仕方なく僕もかしげてみた。あ、馬鹿っぽい。やめよう。
「別にいいですよ。多少足りないぐらいのほうがいいかな。この後、ヘタに頼られても困るし」
そういって、いくらか返そうとすると、善右衛門さんがそのまま僕の手に押し付けてくる。
「じゃあ、必要な分だけ組に渡したらいいでしょう。残りは納めてください」
く、組って…、どっかの舎弟じゃないんだから。まるで上納金みたいじゃないか。いや、似たよなものか。土方さん、ハンサムだけど、ガラが悪いもんな~。
思考が暴走しそうになるのを、思わずとめる。
そうじゃなくて。
「こんなにお借りしても返すあて、ないですよ?」
僕がそう言うと、善右衛門さんは意味深に笑って、僕の耳元に口を寄せる。
「日ごろの『食事』のお礼です」
…。あ、あれか。
しばらく包みを見ながら迷っていたけれど、彩乃に新しい着物も買ってあげたいし、まだ給金は安いしなぁとか思って、結局受け取ることにした。
「必要があったら、また言ってください。お二人のためならいくらでも融通しますので」
その台詞、なんか怖いんだけど…。善右衛門さんを見ると穏やかに微笑んでいる。変な裏がありそうには見えなかった。
うーん。
そう思って見ていると、奥から彩乃と同じぐらいの年齢の女性がでてきた。善右衛門さんの隣にならんで、ぴょこりとお辞儀をする。
「娘の小夜です」
娘?
思わずマジマジと見てしまう。なぜなら善右衛門さんは、日本では多分最後の一人だと言っていたから。
自然の摂理として違う種族同士の子供というのはできにくい。まあ、実験的に人間がレオポンやライガーといったヒョウとライオンの子供や、ライオンとトラの子供を作ったりするけどね。一応、自然交尾で子供ができないこともないというぐらいで、積極的には生まれない。
僕らの一族も人間との間に子供ができないわけではないけれど、同種族同士と比べてかなり確率は低くなる。できた場合でも弱い個体になるしく、他種族との間の子供は忌避されているのが実情らしい。
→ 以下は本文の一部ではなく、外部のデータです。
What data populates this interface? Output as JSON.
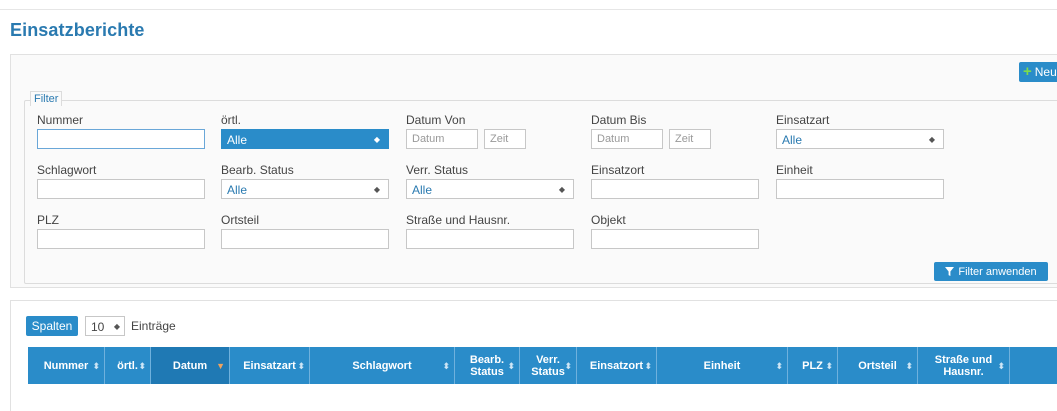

一族が減り過ぎちゃってるからね~。僕にとっては、親から伝え聞いた話ばっかりだよ。
そうそう。血を吸われたら吸血鬼になるっていうのは、どっかのヒステリックな人が考えた迷信だ。そんなことしたら、僕らの食事がどんどん無くなってしまうじゃない。恐ろしい勢いで増えて飢える同族は考えたくない。
でも実はある方法で人間を同族に引き入れることはできる。それは秘中の秘であると同時に、まあ、色々制約が発生する。その話はそのうちにチャンスがあったらね。
というわけで、娘さんの話に戻ろう。